The Luang Prabang national museum
An exact replica of lifestyle in the former Royal Residence, the former Royal Palace was built during the rule of King Sisavang Vong between 1904 and 1909. His son, King Sisavang Vatthana and his family were the last to occupy the grounds. In 1975, the Lao people gained independence from the monarchy and the following year, on 13th March, the palace was re-opened to the public as a national museum by the government.
It has been decorated with wall and mosaic paintings throughout and contains furniture and household goods used by the Royal Family. The richness of diplomatic gifts indicates how successful Luang Prabang had been as a kingdom at that time. The museums has over 50,000 artifacts on display in various rooms.

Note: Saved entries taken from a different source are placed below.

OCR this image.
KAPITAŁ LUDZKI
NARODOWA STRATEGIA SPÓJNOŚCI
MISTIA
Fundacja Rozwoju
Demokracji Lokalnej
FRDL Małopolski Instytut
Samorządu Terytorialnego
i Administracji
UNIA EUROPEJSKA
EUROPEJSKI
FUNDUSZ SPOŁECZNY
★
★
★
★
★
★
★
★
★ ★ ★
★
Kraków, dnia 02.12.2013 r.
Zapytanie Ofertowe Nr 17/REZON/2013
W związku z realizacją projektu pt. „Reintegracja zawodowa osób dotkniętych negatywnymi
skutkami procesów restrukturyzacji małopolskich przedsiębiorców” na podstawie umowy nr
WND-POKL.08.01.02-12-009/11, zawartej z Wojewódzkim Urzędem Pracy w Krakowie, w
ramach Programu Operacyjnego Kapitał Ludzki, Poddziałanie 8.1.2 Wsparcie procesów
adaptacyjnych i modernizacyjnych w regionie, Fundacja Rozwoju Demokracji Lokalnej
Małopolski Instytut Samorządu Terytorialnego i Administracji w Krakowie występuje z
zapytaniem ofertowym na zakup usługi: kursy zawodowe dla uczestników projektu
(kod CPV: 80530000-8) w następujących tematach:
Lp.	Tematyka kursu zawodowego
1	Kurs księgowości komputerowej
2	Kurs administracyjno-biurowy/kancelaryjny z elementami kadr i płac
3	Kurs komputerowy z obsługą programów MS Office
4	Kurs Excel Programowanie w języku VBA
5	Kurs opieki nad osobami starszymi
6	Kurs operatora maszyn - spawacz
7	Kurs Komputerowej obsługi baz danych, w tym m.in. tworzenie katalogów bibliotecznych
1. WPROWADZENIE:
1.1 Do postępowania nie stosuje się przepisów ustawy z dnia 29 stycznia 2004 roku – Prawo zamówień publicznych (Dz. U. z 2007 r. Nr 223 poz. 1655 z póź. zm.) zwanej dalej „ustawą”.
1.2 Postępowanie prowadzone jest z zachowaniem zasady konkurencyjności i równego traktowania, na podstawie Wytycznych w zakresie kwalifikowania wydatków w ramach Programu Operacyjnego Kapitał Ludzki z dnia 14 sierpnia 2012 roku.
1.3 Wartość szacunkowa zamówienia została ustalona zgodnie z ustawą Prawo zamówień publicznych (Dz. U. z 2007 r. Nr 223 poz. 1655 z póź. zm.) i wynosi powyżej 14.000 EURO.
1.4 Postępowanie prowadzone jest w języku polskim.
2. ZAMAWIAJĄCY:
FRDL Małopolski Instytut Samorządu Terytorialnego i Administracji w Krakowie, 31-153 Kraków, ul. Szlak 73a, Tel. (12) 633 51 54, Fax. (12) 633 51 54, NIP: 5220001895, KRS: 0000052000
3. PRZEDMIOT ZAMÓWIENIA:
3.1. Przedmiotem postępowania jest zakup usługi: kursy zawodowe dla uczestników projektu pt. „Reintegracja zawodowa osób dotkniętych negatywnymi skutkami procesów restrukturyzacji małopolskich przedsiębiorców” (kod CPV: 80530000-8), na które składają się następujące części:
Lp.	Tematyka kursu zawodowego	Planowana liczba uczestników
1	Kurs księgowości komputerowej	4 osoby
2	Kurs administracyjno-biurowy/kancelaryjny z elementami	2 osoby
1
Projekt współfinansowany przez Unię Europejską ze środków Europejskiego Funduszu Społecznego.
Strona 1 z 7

- The King’s Reception Room was the room where the ambassadors from far and wide came to deliver their credentials to the King. In 1930 King Sisavang Vong commissioned a French artist, Alix de Fautereau, to decorate the walls. The theme of this room is “daily life” in Luang Prabang from dawn to dusk. Another wall features reliefs of Ramayana.
- Throne Room consists the thrones. The main throne was used by the last monarch, King Sisavong Vattna. A smaller throne was used by the past kings such as Oun Kham, Khamsouk and Sisavang Vong. All walls in this room are decorated with colorful mosaics representing Lao folk tales, customs, ceremonies and wars. These mosaics made from Japanese glass and lacquer were produced by Laotian craftsman between 1963 and 1967.
- Prabang Room holds a statue of Lord Buddha, known as Prabang Buddha, with the palms of both hands facing outward. It’s a symbolic gesture of protection against all evils. This Buddha statue came from the King of Khmer when the first King of the Lan Xang empire, Fa Mgum, introduced Buddhism in the 14th century. Every Phi-Mai Lao(Lao New Year), the Buddha is carried to Wat Mai next to the museum and splashed with water, in a ceremony known as Song Nam Pha.
- The Queen’s Reception Room is where the Queen would meet with the people and entertain her guests. There are three Royal portraits by famous Russian artist, Ilya Glazunov. The main wall features King Sisavang Vattana, on the right wall is his wife, Queen Khamphouy and on the left wall is their son, the crown prince, Vongsavang. Each painting uses an artistic device that tricks the eye into thinking you are being followed around the room. See for yourself by moving from right to left while looking at the top of the King’s shoes.
The other rooms are Protocol Room, Bronze Drums Galleries, Reading Room, Queen’s Bedroom, King’s Bedroom, Children’s Room, Dining Room, Secretary’s Reception Room and Check Room.
The Royal Palace collections include :
- Jakarta Paintings which are drawn on cloth, consist of 16 chapters from the Jakarta tales. They tell stories of the previous lives of Prince Gautama who was destined to become Lord Buddha.
- Bronze Drums presented to the king by Pao Kham, a minority ethnic group. When they celebrate their harvest festival or certain ceremonies, people beat the drums which hang from the ropes threaded through handles on the side.
- Ramanaya masks, musical instruments and costumes in children’s bedroom, worn by the Royal dancers when they performed the dance of Ramanaya.
- Queen Khamphouy was good at making textiles. She embroidered, by hand, this Lao roll skirt known an a sinh. It is designed in the Luang Prabang style, featuring items such as birds, dragons, fish and butterflies.